I have entities like dates, money, time periods. I'd like to record normalized values of these entities during manual labeling. For example: for "10th day of November, 2019" I want to record "2019-11-10", for "ten (10) days" - "days-10" etc. Can you describe what should I do to implement this scenario?

Hi! You could use a blocks UI with a text input field for that – however, I'd suggest doing the annotation in two steps. First, focus on highlighting the entities, then stream in the entities with a text_input field and add the normalized form.

A big advantage of this approach is that you can pre-sort the entities and combine identical spans. If a certain span occurs multiple times, you shouldn't have to normalize it every time you come across it (and introduce more potential for human error this way). It also lets you semi-automate the process and take advantage of existing solutions, like the dateutil library to pre-populate the value of the text_input field so you only have to type things manually if the result is wrong or if the entity can't be automatically parsed.

Here's a minimal example to queue up existing NER annotations again and only ask about each entity once.
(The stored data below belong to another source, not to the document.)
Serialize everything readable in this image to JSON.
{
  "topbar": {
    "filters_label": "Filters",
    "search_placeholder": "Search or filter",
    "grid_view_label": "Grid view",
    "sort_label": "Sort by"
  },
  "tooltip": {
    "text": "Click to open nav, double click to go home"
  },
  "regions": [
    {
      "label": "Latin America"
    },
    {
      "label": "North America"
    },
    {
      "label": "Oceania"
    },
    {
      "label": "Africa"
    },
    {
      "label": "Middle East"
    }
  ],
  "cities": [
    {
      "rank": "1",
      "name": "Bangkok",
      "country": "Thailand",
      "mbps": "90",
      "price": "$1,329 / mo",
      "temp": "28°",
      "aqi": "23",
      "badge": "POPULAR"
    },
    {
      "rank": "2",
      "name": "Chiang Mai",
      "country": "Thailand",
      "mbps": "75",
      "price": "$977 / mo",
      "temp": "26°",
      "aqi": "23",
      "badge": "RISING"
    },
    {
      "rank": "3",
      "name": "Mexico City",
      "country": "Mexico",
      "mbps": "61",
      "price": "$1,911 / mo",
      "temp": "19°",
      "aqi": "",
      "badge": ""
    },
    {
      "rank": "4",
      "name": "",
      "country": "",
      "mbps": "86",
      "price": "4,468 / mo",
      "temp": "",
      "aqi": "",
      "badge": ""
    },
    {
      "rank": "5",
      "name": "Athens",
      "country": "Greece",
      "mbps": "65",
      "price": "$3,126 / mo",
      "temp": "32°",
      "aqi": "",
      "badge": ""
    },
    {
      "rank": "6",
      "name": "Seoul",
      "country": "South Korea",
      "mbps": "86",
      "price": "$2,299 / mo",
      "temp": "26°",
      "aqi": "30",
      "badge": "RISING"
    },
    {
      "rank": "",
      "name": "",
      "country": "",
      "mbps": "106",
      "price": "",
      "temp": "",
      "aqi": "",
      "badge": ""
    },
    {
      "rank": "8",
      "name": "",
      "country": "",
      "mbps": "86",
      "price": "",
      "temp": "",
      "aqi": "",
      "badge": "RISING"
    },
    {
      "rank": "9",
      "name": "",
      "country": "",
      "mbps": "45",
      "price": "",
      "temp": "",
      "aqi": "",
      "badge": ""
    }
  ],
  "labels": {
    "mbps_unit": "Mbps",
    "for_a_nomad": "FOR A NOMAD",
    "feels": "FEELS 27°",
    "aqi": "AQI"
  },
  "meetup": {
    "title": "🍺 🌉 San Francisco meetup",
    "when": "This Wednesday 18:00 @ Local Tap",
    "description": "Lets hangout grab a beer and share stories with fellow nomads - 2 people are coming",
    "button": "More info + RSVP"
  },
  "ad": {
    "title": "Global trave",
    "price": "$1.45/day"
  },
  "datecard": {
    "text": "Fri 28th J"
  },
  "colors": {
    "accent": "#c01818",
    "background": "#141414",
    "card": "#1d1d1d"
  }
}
Your recipe could then use two blocks: text and text_input.

from prodigy.components.db import connect
from collections import defaultdict

db = connect()
examples = db.get_dataset("your_ner_dataset")

def get_stream():
    # Collect and merge spans so you're only doing each text/label combination once
    merged = defaultdict(list)
    for eg in examples:
        for i, span in enumerate(eg.get("spans", [])):
            text = eg["text"][span["start"]:span[]"end"]
            # Store index of span and task hash, so you know it's the n-th entity in task X
            merged[(text, eg["label"])].append((eg["_task_hash"], i))

    for (text, label), refs in merged:
        # optionally pre-populate "user_input" (or custom field ID)
        # with auto-normalized text
        yield {
            "text": f"{text} ({label})",
            "task_refs": refs
        }
1 Like

Thanks for your reply!

One more question: if I had more then one instance of named entity with same text and label in one task, then I can fed to the UI only first entity. So, my orig_hash and orig_span will be point only on the first entity in "merged[my_ent_1]" list. How can I link other instances with the same normalized value?
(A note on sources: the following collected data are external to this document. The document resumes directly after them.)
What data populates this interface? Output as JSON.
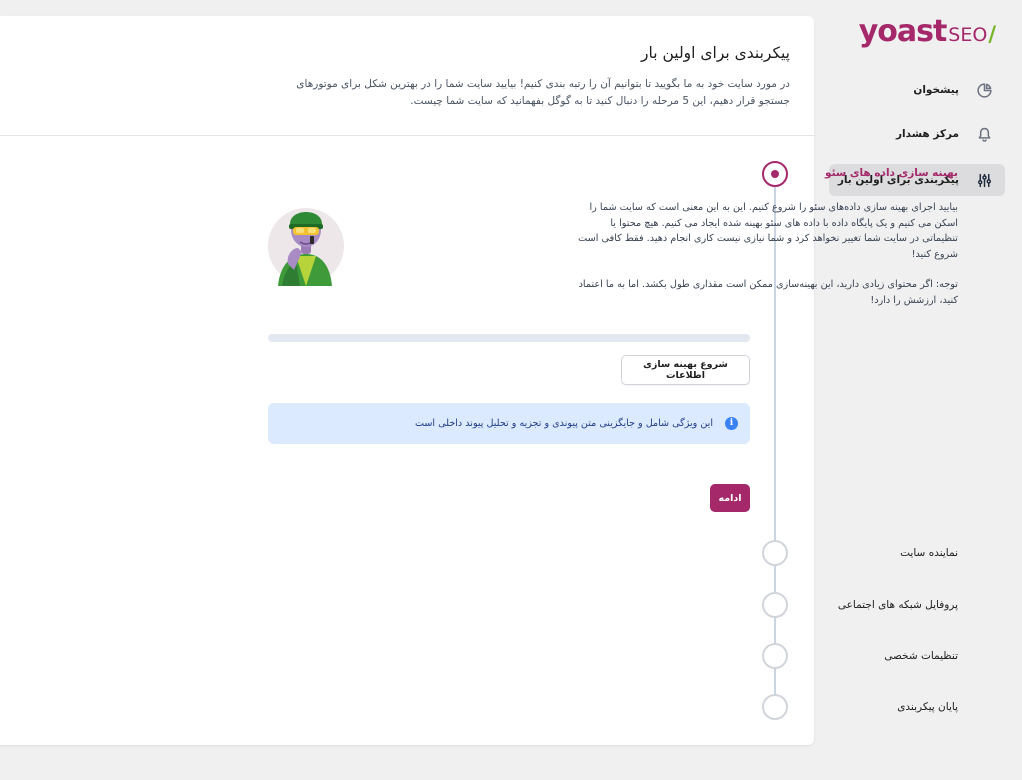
{
  "brand": {
    "logo_word": "yoast",
    "logo_seo": "SEO",
    "logo_slash": "/"
  },
  "sidebar": {
    "items": [
      {
        "label": "پیشخوان",
        "icon": "dashboard-pie-icon",
        "active": false
      },
      {
        "label": "مرکز هشدار",
        "icon": "bell-icon",
        "active": false
      },
      {
        "label": "پیکربندی برای اولین بار",
        "icon": "sliders-icon",
        "active": true
      }
    ]
  },
  "header": {
    "title": "پیکربندی برای اولین بار",
    "description": "در مورد سایت خود به ما بگویید تا بتوانیم آن را رتبه بندی کنیم! بیایید سایت شما را در بهترین شکل برای موتورهای جستجو قرار دهیم، این 5 مرحله را دنبال کنید تا به گوگل بفهمانید که سایت شما چیست."
  },
  "steps": [
    {
      "label": "بهینه سازی داده های سئو",
      "active": true
    },
    {
      "label": "نماینده سایت",
      "active": false
    },
    {
      "label": "پروفایل شبکه های اجتماعی",
      "active": false
    },
    {
      "label": "تنظیمات شخصی",
      "active": false
    },
    {
      "label": "پایان پیکربندی",
      "active": false
    }
  ],
  "step1": {
    "paragraph1": "بیایید اجرای بهینه سازی داده‌های سئو را شروع کنیم. این به این معنی است که سایت شما را اسکن می کنیم و یک پایگاه داده با داده های سئو بهینه شده ایجاد می کنیم. هیچ محتوا یا تنظیماتی در سایت شما تغییر نخواهد کرد و شما نیازی نیست کاری انجام دهید. فقط کافی است شروع کنید!",
    "paragraph2": "توجه: اگر محتوای زیادی دارید، این بهینه‌سازی ممکن است مقداری طول بکشد. اما به ما اعتماد کنید، ارزشش را دارد!",
    "progress": 0,
    "start_button": "شروع بهینه سازی اطلاعات",
    "info_text": "این ویژگی شامل و جایگزینی متن پیوندی و تجزیه و تحلیل پیوند داخلی است",
    "info_icon": "info-icon",
    "continue_button": "ادامه"
  },
  "colors": {
    "brand": "#a4286a",
    "info_bg": "#dbeafe",
    "info_icon": "#3b82f6",
    "rail": "#cbd5e1"
  }
}
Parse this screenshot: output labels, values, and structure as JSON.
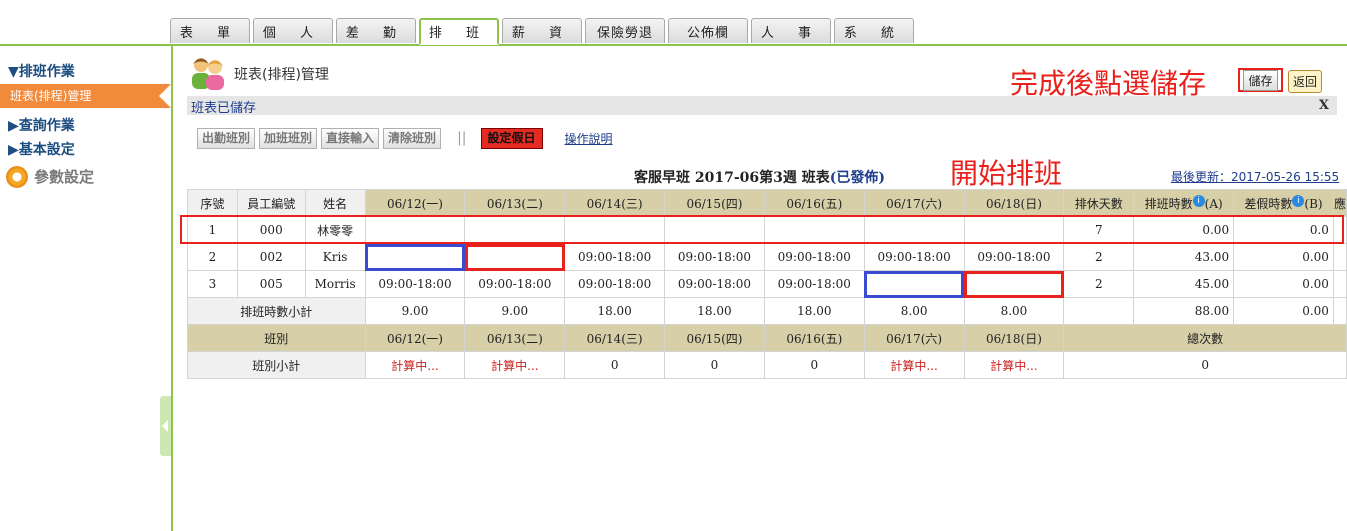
{
  "topnav": {
    "tabs": [
      {
        "label": "表 單",
        "active": false
      },
      {
        "label": "個 人",
        "active": false
      },
      {
        "label": "差 勤",
        "active": false
      },
      {
        "label": "排 班",
        "active": true
      },
      {
        "label": "薪 資",
        "active": false
      },
      {
        "label": "保險勞退",
        "active": false
      },
      {
        "label": "公佈欄",
        "active": false
      },
      {
        "label": "人 事",
        "active": false
      },
      {
        "label": "系 統",
        "active": false
      }
    ]
  },
  "sidebar": {
    "section_schedule": "▼排班作業",
    "item_active": "班表(排程)管理",
    "section_query": "▶查詢作業",
    "section_basic": "▶基本設定",
    "section_param": "參數設定"
  },
  "header": {
    "title": "班表(排程)管理",
    "annotation_save": "完成後點選儲存",
    "save_label": "儲存",
    "back_label": "返回"
  },
  "status": {
    "message": "班表已儲存",
    "close": "X"
  },
  "toolbar": {
    "btn_attend": "出勤班別",
    "btn_overtime": "加班班別",
    "btn_direct": "直接輸入",
    "btn_clear": "清除班別",
    "separator": "||",
    "btn_holiday": "設定假日",
    "help_link": "操作說明"
  },
  "schedule": {
    "title_prefix": "客服早班 2017-06第3週 班表",
    "title_status": "(已發佈)",
    "annotation_start": "開始排班",
    "last_update": "最後更新：2017-05-26 15:55",
    "headers": {
      "seq": "序號",
      "emp_id": "員工編號",
      "name": "姓名",
      "days": [
        "06/12(一)",
        "06/13(二)",
        "06/14(三)",
        "06/15(四)",
        "06/16(五)",
        "06/17(六)",
        "06/18(日)"
      ],
      "rest_days": "排休天數",
      "sched_hours": "排班時數",
      "sched_hours_suffix": "(A)",
      "leave_hours": "差假時數",
      "leave_hours_suffix": "(B)",
      "extra": "應",
      "info_icon": "i"
    },
    "rows": [
      {
        "seq": "1",
        "emp_id": "000",
        "name": "林零零",
        "days": [
          "",
          "",
          "",
          "",
          "",
          "",
          ""
        ],
        "rest_days": "7",
        "sched_hours": "0.00",
        "leave_hours": "0.0"
      },
      {
        "seq": "2",
        "emp_id": "002",
        "name": "Kris",
        "days": [
          "",
          "",
          "09:00-18:00",
          "09:00-18:00",
          "09:00-18:00",
          "09:00-18:00",
          "09:00-18:00"
        ],
        "rest_days": "2",
        "sched_hours": "43.00",
        "leave_hours": "0.00"
      },
      {
        "seq": "3",
        "emp_id": "005",
        "name": "Morris",
        "days": [
          "09:00-18:00",
          "09:00-18:00",
          "09:00-18:00",
          "09:00-18:00",
          "09:00-18:00",
          "",
          ""
        ],
        "rest_days": "2",
        "sched_hours": "45.00",
        "leave_hours": "0.00"
      }
    ],
    "subtotal": {
      "label": "排班時數小計",
      "days": [
        "9.00",
        "9.00",
        "18.00",
        "18.00",
        "18.00",
        "8.00",
        "8.00"
      ],
      "sched_hours": "88.00",
      "leave_hours": "0.00"
    },
    "shift_header": {
      "label": "班別",
      "days": [
        "06/12(一)",
        "06/13(二)",
        "06/14(三)",
        "06/15(四)",
        "06/16(五)",
        "06/17(六)",
        "06/18(日)"
      ],
      "total_label": "總次數"
    },
    "shift_subtotal": {
      "label": "班別小計",
      "days": [
        "計算中...",
        "計算中...",
        "0",
        "0",
        "0",
        "計算中...",
        "計算中..."
      ],
      "total": "0"
    }
  },
  "colors": {
    "accent_green": "#8cc34a",
    "sidebar_active": "#f28a3c",
    "annotation_red": "#e8211c",
    "table_header": "#d6cfa8",
    "link_blue": "#1f3d8c"
  }
}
Ah, sorry, just realised an error in my code example: merged maps text/label pairs to a list of references, tuples of (task_hash, span_idx). So you can just store that list with each task – edited the example to reflect that.

(Maybe you also want to solve this differently – for instance, you could assign unique IDs to all spans and then use those to relate the annotations back.)
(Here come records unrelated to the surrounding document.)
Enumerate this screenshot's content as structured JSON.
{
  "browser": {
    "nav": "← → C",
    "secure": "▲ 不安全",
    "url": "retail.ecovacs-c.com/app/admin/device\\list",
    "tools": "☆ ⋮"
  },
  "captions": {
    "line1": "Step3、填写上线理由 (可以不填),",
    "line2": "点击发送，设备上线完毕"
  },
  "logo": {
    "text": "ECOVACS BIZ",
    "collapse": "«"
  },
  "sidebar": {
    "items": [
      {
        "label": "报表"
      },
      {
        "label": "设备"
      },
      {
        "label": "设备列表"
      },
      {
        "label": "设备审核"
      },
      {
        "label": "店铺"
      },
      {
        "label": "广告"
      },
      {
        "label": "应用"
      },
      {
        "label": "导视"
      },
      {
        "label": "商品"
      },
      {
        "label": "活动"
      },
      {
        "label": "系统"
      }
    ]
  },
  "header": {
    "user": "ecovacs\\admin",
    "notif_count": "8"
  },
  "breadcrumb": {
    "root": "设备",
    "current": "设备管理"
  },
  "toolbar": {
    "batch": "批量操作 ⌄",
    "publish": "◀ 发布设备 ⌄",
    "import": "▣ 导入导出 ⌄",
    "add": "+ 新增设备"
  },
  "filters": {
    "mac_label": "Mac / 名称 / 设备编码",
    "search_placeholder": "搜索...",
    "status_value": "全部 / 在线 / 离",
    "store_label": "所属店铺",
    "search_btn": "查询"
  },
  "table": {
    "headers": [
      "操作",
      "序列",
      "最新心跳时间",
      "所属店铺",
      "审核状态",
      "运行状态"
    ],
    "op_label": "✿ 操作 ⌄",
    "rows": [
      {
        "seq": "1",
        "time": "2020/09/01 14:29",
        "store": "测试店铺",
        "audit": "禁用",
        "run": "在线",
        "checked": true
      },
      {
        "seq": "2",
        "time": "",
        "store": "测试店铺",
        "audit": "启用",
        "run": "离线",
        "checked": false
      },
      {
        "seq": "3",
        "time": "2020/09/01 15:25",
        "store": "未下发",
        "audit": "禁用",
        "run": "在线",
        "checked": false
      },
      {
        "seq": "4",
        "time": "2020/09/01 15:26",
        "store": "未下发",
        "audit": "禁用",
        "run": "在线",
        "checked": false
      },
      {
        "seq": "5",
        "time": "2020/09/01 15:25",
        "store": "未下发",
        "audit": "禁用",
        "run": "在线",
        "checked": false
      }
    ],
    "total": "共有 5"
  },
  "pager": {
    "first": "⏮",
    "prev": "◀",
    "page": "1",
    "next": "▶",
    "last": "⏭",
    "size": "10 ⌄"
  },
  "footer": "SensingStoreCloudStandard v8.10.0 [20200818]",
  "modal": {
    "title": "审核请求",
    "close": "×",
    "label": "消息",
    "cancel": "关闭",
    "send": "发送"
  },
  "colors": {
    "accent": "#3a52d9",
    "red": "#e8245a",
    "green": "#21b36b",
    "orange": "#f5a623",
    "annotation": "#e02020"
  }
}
Is there a way to run through all my normalized values and add them as additional field to corresponding span (e.g. when I click Accept or save results). Now I have results of two recipes (ner.manual and normalization) in one jsonl:

{ner.manual result 1}
...
{ner.manual result n}
{normalization result 1}
...
{normalization result m}

This is inconvenient, because I have to read whole file and assign normalized values to spans before I can feed data to my model. Maybe I can bind this job on some prodigy's event?

It probably makes most sense to do this in Python, so you could implement this as an update callback of your custom recipe that's called with the answers whenever a new batch is sent back from the app.

Your recipe has to load the original data with the spans into memory anyways, in order to create the stream to normalize. So you might as well create a combined dataset as you annotate. A simple way would be to create a dict of annotations keyed by _task_hash, so you can easily find the respective example(s). At the end of it, you can save it all out to a file or a new dataset (datasets are append-only, so you want to use a new dataset – also makes things easier if something goes wrong). You probably also want to save out backups, so you don't lose any data if your server dies.